Sunday, November 13, 2005

Will: Three Samples of Sam Alito

   George Will has a characteristicly clever selection of three cases in which Samuel Alito authored the opinion, concluding that he would be a vote against campaign finance laws like McCain-Feingold.

   My favorite synopsis: citing Alito's refusal to recognize a cause of action for an Atlantic City gambler who claimed that the casino was liable for his losses because it provided alcohol:

Writing for the U.S. Court of Appeals for the Third Circuit, Alito noted that New Jersey courts have not made servers of alcohol liable beyond injuries resulting from drunken driving or accidents or brawls in a bar. He said that although the state's regulation of casinos is "intense," there was no evidence of a legislative intent to make casinos liable for giving alcohol to gamblers. Alito agreed with a lower court's holding that extending such liability into an area "so fully regulated" would not be a "predictable extension of common law tort principles."
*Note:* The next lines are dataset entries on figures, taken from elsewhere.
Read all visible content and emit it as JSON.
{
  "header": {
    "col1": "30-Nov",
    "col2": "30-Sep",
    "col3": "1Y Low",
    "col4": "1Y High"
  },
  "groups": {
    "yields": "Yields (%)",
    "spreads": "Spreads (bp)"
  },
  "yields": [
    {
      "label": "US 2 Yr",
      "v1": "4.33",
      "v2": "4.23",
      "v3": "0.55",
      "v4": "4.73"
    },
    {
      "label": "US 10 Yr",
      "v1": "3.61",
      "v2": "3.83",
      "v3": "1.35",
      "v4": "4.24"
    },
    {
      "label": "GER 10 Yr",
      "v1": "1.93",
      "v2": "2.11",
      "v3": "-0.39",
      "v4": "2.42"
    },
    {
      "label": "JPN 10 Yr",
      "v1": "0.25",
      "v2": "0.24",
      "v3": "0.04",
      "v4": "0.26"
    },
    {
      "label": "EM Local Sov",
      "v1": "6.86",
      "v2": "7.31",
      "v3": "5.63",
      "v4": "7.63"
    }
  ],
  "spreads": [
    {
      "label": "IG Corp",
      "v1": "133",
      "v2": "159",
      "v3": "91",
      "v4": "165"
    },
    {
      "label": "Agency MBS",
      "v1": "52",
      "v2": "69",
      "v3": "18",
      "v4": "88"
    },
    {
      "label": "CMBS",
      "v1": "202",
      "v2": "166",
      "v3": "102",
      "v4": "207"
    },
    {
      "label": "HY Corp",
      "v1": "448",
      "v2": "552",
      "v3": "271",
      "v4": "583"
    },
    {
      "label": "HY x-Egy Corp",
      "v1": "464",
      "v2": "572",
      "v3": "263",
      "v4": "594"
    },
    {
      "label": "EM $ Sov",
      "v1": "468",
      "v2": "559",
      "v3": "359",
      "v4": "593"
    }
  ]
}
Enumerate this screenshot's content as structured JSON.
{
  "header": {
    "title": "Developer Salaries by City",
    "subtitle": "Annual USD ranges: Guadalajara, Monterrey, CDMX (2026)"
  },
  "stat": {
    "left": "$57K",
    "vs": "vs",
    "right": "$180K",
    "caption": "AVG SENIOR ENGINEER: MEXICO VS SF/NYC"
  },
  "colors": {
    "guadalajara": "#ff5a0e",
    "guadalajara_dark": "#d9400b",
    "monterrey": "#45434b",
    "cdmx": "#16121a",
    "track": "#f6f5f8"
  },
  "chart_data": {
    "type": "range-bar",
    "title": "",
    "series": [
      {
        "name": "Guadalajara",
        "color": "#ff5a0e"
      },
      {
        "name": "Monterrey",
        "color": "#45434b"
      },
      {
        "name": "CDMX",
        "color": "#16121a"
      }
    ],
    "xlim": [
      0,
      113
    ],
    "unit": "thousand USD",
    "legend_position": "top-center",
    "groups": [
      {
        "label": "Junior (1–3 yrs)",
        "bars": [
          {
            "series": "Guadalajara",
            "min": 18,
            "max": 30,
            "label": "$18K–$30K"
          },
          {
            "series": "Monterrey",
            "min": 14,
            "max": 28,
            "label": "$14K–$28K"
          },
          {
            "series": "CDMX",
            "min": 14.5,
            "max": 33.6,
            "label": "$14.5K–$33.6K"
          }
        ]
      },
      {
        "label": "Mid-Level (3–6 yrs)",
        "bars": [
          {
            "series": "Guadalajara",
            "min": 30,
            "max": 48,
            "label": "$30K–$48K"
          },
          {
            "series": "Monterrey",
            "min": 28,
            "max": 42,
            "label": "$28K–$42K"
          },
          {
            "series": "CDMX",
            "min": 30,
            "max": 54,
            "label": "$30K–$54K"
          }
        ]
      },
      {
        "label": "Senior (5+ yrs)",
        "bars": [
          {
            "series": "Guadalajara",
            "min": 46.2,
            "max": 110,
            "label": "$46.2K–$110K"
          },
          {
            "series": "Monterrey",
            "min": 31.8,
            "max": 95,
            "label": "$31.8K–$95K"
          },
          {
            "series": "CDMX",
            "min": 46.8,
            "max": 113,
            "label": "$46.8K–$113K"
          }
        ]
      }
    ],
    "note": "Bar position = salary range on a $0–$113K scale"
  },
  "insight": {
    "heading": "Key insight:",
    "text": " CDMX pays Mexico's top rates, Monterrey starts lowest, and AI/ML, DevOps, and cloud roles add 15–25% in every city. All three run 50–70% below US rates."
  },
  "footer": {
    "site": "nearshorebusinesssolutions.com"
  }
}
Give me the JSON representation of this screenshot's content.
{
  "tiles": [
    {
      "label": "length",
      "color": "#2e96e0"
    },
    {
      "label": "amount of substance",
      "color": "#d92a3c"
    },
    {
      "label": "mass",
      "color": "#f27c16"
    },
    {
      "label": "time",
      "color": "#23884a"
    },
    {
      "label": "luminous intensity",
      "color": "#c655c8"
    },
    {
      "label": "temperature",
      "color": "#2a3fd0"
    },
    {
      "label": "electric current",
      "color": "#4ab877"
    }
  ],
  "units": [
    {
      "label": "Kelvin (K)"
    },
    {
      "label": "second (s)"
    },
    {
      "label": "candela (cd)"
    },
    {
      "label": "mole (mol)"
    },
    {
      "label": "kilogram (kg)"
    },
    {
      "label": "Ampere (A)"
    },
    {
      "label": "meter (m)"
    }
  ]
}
Alito also cited the lower court's opinion that making casinos liable for losses incurred by drunken gamblers "could present almost metaphysical problems of proximate causation, since sober gamblers can play well yet lose big, intoxicated gamblers can still win big, and under the prevailing rules and house odds, 'the house will win and the gamblers will lose' anyway in the typical transaction."

Score one for the principle that courts should not improvise social policy, particularly in areas where legislatures have made detailed pronouncements.

Score one, indeed.

4 Comments:

Anonymous Anonymous said...

I don't think that it is fair to distill the analysis of Alito to the rants of a whiny girl who has probably not read her cases. Alito has about 350 published cases. I have read about 180 of them. To form an opinion without reading all of them is unlawyer-like and probably encourages terrorism.

I would terminate my friendship with that girl now and report her to the bar. (You can tell her that she is better at shopping than understanding SDP or privacy issues to cushion the blow.)

1:11 PM  
Blogger Bostonian Exile said...

Wow. I really don't know where to start with that.

So I won't.

1:15 PM  
Blogger Kevin said...

Can't say I blame ya BE.

As far as McCain-Feingold, I can't for the life of me understand how a law which says that I can't buy an ad expressing an opinion about a candidate in the month before an election isn't an infringment upon my First Amendment rights. It seemed pretty cut-and-dry to me. That is one precedent that needs to be overturned soon. If it isn't, I fully expect for us lowly bloggers to be regulated soon. Somebody is sure to say that a blog extolling the virtues of a particular candidate amounts to an illegal campaign contribution.

1:47 PM  
Blogger Bostonian Exile said...

I can't say that I am intimately familiar with the workings of McCain-Feingold, but I am inclined to agree with you that it seems to lead to some perverse consequences.